The problem with white nationalists, black nationalists, and Chicano nationalists, as well as with the cosmopolitan who sees himself as a citizen of the world, is that they are all post-Americans. They may be evil as people or not, but what matters politically is that they reject American nationality. They are free, of course, to think what they want. But if they, like their predecessors 150 years ago, act on their conception of post-American nationality, then they should be punished by the duly constituted authorities.
Mark’s answer, in short, seems to be: If white nationalism were our established national tradition, there would be nothing wrong with it. But we have a different established nation tradition, and it would be wrong to change it. Even the last clause, though, seems iffy for Mark. Suppose Americans amended the Constitution to strip non-whites of their citizenship.
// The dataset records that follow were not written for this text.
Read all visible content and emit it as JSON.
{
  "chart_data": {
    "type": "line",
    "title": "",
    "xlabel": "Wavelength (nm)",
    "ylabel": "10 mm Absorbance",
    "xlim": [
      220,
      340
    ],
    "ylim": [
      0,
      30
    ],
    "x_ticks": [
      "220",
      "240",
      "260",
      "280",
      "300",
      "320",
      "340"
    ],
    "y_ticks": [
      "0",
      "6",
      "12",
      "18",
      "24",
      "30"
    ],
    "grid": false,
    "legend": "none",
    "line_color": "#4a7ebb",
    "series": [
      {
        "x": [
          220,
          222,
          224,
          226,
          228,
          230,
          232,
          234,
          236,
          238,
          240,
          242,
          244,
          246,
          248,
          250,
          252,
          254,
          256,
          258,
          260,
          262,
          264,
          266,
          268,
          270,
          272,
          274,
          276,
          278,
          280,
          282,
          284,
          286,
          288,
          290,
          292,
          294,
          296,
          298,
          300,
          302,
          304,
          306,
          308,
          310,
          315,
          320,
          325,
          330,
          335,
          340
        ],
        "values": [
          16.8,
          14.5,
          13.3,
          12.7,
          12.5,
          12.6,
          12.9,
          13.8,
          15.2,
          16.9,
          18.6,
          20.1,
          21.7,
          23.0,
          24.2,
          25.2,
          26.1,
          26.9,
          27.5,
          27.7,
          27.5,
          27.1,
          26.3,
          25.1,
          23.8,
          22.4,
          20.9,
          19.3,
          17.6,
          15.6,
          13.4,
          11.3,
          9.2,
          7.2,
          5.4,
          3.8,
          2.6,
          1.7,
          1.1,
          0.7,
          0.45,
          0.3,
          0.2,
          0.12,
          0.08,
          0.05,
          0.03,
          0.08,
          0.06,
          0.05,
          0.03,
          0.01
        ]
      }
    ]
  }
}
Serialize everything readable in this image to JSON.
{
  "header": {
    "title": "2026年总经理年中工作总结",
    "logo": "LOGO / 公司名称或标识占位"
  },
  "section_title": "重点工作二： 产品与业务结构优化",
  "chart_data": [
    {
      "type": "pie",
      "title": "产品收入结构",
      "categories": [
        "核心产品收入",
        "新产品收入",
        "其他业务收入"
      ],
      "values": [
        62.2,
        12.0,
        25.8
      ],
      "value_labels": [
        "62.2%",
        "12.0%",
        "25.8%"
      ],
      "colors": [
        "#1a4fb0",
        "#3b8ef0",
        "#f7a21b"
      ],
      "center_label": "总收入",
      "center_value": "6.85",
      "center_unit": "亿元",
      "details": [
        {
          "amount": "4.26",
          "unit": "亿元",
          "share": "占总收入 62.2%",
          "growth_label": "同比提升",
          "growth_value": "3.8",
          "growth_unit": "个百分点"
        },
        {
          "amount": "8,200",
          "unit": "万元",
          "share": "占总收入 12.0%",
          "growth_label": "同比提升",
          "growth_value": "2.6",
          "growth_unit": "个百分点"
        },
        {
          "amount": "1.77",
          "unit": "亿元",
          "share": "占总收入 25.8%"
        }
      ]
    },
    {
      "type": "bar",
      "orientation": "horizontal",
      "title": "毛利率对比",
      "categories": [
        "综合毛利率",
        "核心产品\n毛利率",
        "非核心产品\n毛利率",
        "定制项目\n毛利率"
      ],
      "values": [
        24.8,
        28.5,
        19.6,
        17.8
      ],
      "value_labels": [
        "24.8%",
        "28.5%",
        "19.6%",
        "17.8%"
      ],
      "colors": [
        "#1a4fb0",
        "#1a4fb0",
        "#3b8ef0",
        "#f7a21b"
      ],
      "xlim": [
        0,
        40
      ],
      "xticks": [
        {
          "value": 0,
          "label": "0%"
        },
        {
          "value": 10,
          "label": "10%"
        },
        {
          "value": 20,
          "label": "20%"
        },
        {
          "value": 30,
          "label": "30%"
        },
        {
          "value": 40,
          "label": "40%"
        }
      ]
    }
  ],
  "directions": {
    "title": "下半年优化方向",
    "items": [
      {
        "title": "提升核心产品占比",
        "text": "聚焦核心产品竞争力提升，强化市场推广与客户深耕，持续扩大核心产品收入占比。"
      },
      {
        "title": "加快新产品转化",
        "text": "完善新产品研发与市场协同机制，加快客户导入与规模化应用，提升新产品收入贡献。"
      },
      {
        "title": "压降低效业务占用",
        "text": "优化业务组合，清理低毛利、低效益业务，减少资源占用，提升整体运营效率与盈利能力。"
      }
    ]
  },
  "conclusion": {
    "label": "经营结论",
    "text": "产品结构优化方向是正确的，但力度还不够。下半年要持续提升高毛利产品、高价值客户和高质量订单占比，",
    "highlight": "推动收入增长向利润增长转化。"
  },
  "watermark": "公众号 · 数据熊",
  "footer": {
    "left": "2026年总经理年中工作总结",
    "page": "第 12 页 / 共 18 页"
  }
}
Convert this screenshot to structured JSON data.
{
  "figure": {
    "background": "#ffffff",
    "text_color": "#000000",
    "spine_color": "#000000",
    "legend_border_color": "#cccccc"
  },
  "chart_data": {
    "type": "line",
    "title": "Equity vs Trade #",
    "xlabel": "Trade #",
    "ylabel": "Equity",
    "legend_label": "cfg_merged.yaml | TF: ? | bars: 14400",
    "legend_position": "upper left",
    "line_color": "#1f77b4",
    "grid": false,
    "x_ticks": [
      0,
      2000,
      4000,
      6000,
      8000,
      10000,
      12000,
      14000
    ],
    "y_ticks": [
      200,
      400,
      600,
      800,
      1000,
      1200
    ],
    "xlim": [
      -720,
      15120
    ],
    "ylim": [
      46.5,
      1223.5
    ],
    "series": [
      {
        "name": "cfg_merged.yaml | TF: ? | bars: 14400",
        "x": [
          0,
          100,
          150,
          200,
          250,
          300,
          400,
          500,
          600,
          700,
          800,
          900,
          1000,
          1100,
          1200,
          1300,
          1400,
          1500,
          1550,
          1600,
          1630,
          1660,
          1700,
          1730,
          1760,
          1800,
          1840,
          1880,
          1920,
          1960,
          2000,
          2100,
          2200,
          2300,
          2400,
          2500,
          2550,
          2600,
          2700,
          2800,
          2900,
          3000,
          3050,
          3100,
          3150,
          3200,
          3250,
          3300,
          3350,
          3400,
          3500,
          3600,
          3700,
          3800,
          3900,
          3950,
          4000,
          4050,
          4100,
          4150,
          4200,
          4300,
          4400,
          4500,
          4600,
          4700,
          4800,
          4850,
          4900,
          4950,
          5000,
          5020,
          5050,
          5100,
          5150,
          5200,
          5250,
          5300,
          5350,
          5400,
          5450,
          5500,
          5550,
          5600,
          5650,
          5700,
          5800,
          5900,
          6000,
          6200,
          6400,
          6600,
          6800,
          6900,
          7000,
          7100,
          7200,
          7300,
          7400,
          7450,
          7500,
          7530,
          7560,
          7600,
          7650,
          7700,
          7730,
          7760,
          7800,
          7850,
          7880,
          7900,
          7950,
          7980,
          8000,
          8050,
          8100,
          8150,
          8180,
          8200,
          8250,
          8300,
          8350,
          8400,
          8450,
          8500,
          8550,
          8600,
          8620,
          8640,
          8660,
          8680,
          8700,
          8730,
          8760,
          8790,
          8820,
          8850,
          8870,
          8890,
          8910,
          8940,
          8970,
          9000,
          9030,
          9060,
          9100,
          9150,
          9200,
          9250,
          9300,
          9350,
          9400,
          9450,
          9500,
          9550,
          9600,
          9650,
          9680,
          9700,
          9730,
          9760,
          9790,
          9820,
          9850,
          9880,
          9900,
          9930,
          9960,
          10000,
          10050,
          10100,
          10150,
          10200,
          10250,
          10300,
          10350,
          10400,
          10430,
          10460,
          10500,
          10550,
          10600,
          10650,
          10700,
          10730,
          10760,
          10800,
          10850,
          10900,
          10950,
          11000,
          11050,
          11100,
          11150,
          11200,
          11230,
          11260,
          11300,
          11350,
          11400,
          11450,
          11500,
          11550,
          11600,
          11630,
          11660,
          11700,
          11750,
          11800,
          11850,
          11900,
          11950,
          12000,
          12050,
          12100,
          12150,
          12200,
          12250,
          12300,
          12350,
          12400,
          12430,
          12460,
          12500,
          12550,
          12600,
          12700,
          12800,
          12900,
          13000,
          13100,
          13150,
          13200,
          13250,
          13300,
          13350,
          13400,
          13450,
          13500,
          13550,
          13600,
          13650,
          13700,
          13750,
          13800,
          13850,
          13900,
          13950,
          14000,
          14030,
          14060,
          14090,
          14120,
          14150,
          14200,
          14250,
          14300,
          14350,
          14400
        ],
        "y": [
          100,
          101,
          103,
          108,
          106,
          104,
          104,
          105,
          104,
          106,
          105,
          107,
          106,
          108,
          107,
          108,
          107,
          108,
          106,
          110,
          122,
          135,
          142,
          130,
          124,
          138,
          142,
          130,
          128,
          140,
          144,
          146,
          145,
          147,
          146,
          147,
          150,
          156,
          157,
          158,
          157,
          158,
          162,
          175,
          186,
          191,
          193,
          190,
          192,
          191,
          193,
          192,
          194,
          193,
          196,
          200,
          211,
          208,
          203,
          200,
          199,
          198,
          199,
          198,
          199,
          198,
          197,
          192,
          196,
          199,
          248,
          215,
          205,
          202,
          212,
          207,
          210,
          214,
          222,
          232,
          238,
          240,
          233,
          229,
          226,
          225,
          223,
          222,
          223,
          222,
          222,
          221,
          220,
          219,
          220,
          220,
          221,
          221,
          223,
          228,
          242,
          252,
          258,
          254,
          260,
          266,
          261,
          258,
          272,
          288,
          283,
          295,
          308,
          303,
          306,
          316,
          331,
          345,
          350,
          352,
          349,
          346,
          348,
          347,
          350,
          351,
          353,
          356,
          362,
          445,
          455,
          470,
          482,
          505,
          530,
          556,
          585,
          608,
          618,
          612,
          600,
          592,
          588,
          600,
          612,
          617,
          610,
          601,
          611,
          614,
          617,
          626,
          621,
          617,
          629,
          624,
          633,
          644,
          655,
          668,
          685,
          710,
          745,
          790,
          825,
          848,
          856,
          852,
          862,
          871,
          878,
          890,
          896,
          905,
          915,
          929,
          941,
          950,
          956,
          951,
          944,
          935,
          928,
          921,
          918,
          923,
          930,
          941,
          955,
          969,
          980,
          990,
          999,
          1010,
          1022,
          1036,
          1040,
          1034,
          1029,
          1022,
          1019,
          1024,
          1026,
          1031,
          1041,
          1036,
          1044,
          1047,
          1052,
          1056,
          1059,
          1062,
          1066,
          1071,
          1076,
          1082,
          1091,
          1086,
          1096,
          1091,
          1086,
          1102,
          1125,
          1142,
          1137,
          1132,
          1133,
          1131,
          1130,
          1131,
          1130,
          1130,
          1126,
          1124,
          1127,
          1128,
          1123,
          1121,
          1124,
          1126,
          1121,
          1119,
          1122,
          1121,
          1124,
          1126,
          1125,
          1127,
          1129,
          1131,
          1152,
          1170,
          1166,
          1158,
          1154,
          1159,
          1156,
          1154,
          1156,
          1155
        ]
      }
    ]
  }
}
Would that be wrong?
Suppose you can either save one American or x foreigners. How big does x have to be before you save the foreigners?
Another meaningless hypothetical.
Hardly. The hypothetical is designed to measure the intensity of Mark’s preference for American strangers over foreign strangers. I fear he doesn’t want to answer because (a) a big x makes him seem bigoted but (b) a small answer is inconsistent with his policy views.
If you could save either your child or x number of strangers, how big does the x have to be before you save the strangers instead of your child?
For my child, x>all the strangers in the world. I would not however murder one stranger to save my child’s life. See, hypotheticals are revealing.
In what sense is letting an American employer hire a foreigner is an act of charity?
I’m not sure I get the question. It’s not so much that admitting foreigners to the United States is an act of charity, though it might be. Rather, our basic disagreement is over whether the American people, through their elected representatives have the right to limit access to the U.S. by foreigners. I answer “yes,” you answer “no”.
The underlying premise is that people have a right to limit their charity to strangers, but don’t have a right to stop strangers from trading with each other. Legalities aside, immigration laws look like the latter, not the former.
Suppose the U.S. fecided to increase patriotic solidarity by refusing to admit Americans’ foreign spouses: “Americans should marry other Americans.” Would that be wrong?
No. I would certainly be against such a policy, because the family unit is the basic component of society, the first of the “little platoons,” and I think we should delegate to each other the right to bring in a spouse from abroad. But if Congress passed such a measure (which will never happen, since spouses of citizens were admitted without numerical limitation even after the 1921/24 acts, as they are now), and it were signed by the president (ditto), it would be legitimate, so long as it applied prospectively.
Interesting. I was expecting Mark to say something like, “Such a law would be morally wrong, but we would still be morally bound to obey it.”